Please use this identifier to cite or link to this item: https://ruomo.lib.uom.gr/handle/7000/999
Title: Real-Time Algorithms for the Detection of Changes in the Variance of Video Content Popularity
Authors: Skaperas, Sotiris
Mamatas, Lefteris
Chorti, Arsenia
Type: Article
Subjects: FRASCATI::Natural sciences::Computer and information sciences
FRASCATI::Engineering and technology::Other engineering and technologies
Keywords: Content popularity dynamics detection
change point analysis
variance change detection
volatility detection
Issue Date: 2020
Publisher: IEEE
Source: IEEE Access
Volume: 8
First Page: 30445
Last Page: 30457
Abstract: As video content is responsible for more than 70% of the global IP traffic, related resource allocation approaches, e.g., using content caching, become increasingly important. In this context, to avoid under-provisioning, it is important to rapidly detect and respond to changes in content popularity dynamics, including volatility, i.e., changes in the second order moment of the underlying process. In this paper, we focus on the early identification of changes in the variance of video content popularity, which we address as a statistical change point (CP) detection problem. Unlike changes in the mean that can be well captured by non-parametric statistical approaches, to address this more demanding problem, we construct a hypothesis test that uses in the test statistic both parametric and non-parametric approaches.
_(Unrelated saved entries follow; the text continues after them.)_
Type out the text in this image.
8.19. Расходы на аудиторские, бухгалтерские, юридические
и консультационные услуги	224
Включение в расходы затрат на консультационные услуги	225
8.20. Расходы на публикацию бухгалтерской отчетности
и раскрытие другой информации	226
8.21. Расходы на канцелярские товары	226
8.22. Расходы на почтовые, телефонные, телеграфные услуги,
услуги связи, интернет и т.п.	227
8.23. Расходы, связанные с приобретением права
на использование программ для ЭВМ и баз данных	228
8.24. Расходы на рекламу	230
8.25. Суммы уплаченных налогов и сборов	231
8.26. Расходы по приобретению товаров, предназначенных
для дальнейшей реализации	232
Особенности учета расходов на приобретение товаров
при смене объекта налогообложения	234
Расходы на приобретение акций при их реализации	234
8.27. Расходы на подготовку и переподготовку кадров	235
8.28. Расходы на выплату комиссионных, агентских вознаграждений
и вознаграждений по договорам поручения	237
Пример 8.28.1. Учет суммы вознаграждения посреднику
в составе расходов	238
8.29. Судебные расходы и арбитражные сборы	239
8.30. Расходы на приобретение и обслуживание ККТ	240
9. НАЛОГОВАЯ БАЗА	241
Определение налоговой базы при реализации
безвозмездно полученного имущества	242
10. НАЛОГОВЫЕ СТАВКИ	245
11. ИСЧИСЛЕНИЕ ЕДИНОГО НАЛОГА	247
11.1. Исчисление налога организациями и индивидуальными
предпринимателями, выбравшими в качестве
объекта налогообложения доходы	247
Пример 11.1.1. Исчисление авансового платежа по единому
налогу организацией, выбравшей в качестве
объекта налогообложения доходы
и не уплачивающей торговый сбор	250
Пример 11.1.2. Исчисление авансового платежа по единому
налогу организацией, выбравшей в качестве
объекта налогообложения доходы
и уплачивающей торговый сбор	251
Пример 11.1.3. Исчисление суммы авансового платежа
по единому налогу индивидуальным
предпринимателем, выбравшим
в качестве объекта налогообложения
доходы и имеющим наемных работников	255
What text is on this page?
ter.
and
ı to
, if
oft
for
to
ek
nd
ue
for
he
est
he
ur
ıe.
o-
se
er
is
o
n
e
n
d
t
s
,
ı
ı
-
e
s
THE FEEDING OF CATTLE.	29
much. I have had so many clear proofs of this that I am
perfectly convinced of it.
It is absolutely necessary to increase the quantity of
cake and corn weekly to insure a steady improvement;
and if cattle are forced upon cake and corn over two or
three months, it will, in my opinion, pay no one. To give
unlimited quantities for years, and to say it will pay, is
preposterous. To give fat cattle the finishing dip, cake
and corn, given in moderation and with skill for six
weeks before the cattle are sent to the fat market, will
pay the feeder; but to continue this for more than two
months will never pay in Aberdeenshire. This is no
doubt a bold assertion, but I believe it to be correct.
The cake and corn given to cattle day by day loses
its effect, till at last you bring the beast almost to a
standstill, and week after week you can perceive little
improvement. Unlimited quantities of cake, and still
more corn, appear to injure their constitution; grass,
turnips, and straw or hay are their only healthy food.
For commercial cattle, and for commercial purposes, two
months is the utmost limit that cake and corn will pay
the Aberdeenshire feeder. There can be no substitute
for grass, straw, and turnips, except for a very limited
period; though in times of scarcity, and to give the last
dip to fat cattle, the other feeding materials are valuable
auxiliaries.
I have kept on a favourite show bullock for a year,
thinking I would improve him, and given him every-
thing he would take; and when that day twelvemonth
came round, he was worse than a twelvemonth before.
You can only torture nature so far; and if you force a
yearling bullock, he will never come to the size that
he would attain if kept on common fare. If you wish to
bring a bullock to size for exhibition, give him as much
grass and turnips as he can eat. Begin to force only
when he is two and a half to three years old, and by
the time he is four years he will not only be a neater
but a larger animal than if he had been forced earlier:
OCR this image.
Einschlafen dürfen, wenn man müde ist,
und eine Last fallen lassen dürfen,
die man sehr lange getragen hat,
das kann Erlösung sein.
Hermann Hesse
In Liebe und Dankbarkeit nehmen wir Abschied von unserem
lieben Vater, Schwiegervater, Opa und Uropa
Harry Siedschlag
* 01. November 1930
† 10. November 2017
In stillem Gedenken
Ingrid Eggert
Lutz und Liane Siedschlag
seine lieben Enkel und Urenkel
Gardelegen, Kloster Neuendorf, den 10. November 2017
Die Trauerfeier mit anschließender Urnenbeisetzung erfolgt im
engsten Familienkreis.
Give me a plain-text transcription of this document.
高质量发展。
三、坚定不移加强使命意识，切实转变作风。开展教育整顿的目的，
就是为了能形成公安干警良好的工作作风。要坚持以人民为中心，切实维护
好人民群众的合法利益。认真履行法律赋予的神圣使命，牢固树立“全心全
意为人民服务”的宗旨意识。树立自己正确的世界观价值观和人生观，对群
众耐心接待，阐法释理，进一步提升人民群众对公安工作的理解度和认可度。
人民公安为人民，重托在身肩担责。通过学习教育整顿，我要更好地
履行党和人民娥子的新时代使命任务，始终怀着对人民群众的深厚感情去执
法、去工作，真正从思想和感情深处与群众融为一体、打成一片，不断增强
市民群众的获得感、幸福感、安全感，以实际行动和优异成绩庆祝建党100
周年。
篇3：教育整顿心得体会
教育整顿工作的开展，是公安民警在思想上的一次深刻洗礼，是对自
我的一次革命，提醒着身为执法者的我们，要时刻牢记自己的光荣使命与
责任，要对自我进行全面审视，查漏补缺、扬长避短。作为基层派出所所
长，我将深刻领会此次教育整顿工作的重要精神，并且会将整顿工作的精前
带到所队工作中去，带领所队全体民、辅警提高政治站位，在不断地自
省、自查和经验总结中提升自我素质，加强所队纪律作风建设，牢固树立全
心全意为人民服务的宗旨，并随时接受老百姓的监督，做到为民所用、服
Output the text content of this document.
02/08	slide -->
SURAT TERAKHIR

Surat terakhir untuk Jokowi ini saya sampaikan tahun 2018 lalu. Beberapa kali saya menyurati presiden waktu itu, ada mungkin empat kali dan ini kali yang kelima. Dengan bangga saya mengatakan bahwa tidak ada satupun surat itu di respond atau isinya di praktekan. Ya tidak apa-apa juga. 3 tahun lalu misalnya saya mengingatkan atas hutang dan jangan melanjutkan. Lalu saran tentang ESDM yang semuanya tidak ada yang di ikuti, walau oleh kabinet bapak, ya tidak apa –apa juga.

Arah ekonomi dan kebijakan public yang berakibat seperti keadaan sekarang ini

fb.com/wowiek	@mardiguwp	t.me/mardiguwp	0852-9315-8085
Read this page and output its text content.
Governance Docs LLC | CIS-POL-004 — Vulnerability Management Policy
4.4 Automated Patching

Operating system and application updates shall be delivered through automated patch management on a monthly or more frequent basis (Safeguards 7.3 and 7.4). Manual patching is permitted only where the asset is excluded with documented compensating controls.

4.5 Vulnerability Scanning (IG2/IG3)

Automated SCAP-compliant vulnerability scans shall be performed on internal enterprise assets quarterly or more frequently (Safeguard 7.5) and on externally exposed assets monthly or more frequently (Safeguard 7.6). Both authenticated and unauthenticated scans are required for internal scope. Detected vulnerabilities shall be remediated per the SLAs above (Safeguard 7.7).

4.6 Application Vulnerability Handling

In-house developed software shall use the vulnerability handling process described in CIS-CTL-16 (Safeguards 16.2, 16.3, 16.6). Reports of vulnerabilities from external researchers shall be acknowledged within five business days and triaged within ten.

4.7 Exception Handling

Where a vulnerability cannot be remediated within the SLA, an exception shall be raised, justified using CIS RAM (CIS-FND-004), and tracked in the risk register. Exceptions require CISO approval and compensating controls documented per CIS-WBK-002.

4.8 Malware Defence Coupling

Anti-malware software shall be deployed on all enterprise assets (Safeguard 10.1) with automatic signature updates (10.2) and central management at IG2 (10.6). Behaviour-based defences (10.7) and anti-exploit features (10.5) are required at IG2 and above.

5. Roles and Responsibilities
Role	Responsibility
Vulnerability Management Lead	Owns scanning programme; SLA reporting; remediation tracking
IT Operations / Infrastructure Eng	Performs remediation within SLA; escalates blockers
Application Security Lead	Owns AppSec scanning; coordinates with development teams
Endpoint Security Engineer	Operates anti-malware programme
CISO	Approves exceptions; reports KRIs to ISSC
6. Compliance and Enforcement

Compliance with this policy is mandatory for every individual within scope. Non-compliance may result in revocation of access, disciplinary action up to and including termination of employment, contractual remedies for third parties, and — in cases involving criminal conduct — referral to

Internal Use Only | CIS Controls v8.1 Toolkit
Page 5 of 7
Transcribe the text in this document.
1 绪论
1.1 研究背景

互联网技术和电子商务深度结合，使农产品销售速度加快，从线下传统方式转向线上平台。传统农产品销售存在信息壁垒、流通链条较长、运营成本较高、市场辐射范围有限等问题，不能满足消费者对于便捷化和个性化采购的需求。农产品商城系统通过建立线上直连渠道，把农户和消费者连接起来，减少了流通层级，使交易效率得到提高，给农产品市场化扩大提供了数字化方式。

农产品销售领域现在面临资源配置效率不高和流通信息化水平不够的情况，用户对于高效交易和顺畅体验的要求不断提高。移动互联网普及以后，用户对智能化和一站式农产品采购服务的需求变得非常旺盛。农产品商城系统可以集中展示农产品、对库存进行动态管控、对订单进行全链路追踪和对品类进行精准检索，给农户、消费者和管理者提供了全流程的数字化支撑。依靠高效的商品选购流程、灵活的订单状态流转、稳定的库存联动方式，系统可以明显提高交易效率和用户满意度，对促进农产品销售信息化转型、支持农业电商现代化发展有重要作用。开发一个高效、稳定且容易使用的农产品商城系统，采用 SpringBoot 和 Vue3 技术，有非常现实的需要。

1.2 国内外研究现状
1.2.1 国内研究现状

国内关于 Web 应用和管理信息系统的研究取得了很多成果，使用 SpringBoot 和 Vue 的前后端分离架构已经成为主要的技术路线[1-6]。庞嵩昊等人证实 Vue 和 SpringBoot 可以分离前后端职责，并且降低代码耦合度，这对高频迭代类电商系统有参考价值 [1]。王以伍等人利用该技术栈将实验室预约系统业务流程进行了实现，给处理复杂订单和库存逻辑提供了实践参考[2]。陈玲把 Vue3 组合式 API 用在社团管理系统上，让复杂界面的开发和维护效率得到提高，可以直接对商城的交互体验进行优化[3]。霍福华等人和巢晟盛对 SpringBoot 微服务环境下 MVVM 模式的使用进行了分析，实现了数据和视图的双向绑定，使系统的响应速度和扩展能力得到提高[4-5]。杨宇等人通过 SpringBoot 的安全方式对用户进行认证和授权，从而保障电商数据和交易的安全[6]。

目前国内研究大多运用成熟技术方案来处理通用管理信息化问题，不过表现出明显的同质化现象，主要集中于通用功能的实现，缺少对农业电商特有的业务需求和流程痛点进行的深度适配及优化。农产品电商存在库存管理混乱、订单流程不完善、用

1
In the context of parametric models, we consider linear, in the form of autoregressive moving average (ARMA), and, nonlinear, in the form of generalized autoregressive conditional heteroskedasticity (GARCH) processes. We propose an integrated algorithm that combines off-line and on-line CP schemes, with the off-line scheme used as a training (learning) phase. The algorithm is first assessed over synthetic data; our analysis demonstrates that non parametric and GARCH model based approaches can better generalize and are better suited for content views time series with unknown statistics. Finally, the non-parametric and the GARCH based variations of our proposed integrated algorithm are applied on real YouTube video content views time series, to illustrate the performance of the proposed approach of volatility change detection.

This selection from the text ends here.